Kekerasan Hati
Sabda-Mu Abadi | 5 Februari 2023 | Rm. 2:5-8
”Tetapi oleh kekerasan hatimu yang tidak mau bertobat, engkau menimbun murka atas dirimu sendiri pada hari murka dan hukuman Allah yang adil akan dinyatakan. Ia akan membalas setiap orang menurut perbuatannya, yaitu hidup kekal kepada mereka yang dengan tekun berbuat baik, mencari kemuliaan, kehormatan dan ketidakbinasaan, tetapi murka dan kegeraman kepada mereka yang mencari kepentingan sendiri, yang tidak taat kepada kebenaran, melainkan taat kepada kelaliman.”
Pada bagian ini Paulus berbicara soal kekerasan hati. Dalam Alkitab Bahasa Indonesia Masa Kini tertera: ”Tetapi kalian keras kepala dan tidak mau berubah.” Kitab Suci menggunakan kata ”ndableg”.
Mengapa seseorang bisa keras hati, keras kepala, atau dablek? Kemungkinan besar karena dia merasa pendapatnyalah yang benar. Ia menganggap dirinya benar. Merasa lebih dari segala. Lalu mengapa harus berubah?

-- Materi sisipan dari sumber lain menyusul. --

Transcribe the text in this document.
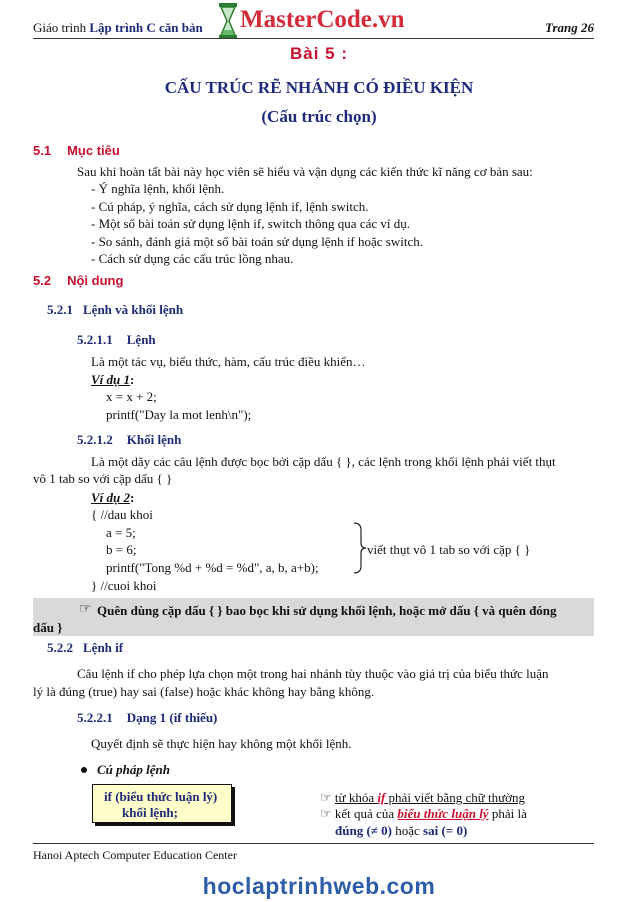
Giáo trình Lập trình C căn bản MasterCode.vn	Trang 26
Bài 5 :
CẤU TRÚC RẼ NHÁNH CÓ ĐIỀU KIỆN
(Cấu trúc chọn)
5.1 Mục tiêu
Sau khi hoàn tất bài này học viên sẽ hiểu và vận dụng các kiến thức kĩ năng cơ bản sau:
- Ý nghĩa lệnh, khối lệnh.
- Cú pháp, ý nghĩa, cách sử dụng lệnh if, lệnh switch.
- Một số bài toán sử dụng lệnh if, switch thông qua các ví dụ.
- So sánh, đánh giá một số bài toán sử dụng lệnh if hoặc switch.
- Cách sử dụng các cấu trúc lồng nhau.
5.2 Nội dung
5.2.1 Lệnh và khối lệnh
5.2.1.1 Lệnh
Là một tác vụ, biểu thức, hàm, cấu trúc điều khiển…
Ví dụ 1:
x = x + 2;
printf("Day la mot lenh\n");
5.2.1.2 Khối lệnh
Là một dãy các câu lệnh được bọc bởi cặp dấu { }, các lệnh trong khối lệnh phải viết thụt
vô 1 tab so với cặp dấu { }
Ví dụ 2:
{ //dau khoi
a = 5;
b = 6;
printf("Tong %d + %d = %d", a, b, a+b);
} //cuoi khoi
viết thụt vô 1 tab so với cặp { }
☞ Quên dùng cặp dấu { } bao bọc khi sử dụng khối lệnh, hoặc mở dấu { và quên đóng
dấu }
5.2.2 Lệnh if
Câu lệnh if cho phép lựa chọn một trong hai nhánh tùy thuộc vào giá trị của biểu thức luận
lý là đúng (true) hay sai (false) hoặc khác không hay bằng không.
5.2.2.1 Dạng 1 (if thiếu)
Quyết định sẽ thực hiện hay không một khối lệnh.
Cú pháp lệnh
if (biểu thức luận lý)
khối lệnh;
☞ từ khóa if phải viết bằng chữ thường
☞ kết quả của biểu thức luận lý phải là
đúng (≠ 0) hoặc sai (= 0)
Hanoi Aptech Computer Education Center
hoclaptrinhweb.com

Perubahan meniscayakan adanya pemahaman bahwa diri harus menjadi pribadi yang lebih baik. Itu berarti perlu kerendahan hati, juga keterbukaan. Terbuka terhadap koreksi orang lain, juga harapan orang lain. Meyakini bahwa di atas langit masih ada langit.
Tak terlalu mudah memang. Dosa membuat kita merasa diri benar, bahkan lebih benar dari Allah. Dosa membuat kita merasa lebih tinggi dari Allah. Dosa membuat kita tidak mau menjadi hamba siapa pun, kecuali keakuan kita. Dan itulah yang membuat orang mengeraskan hati.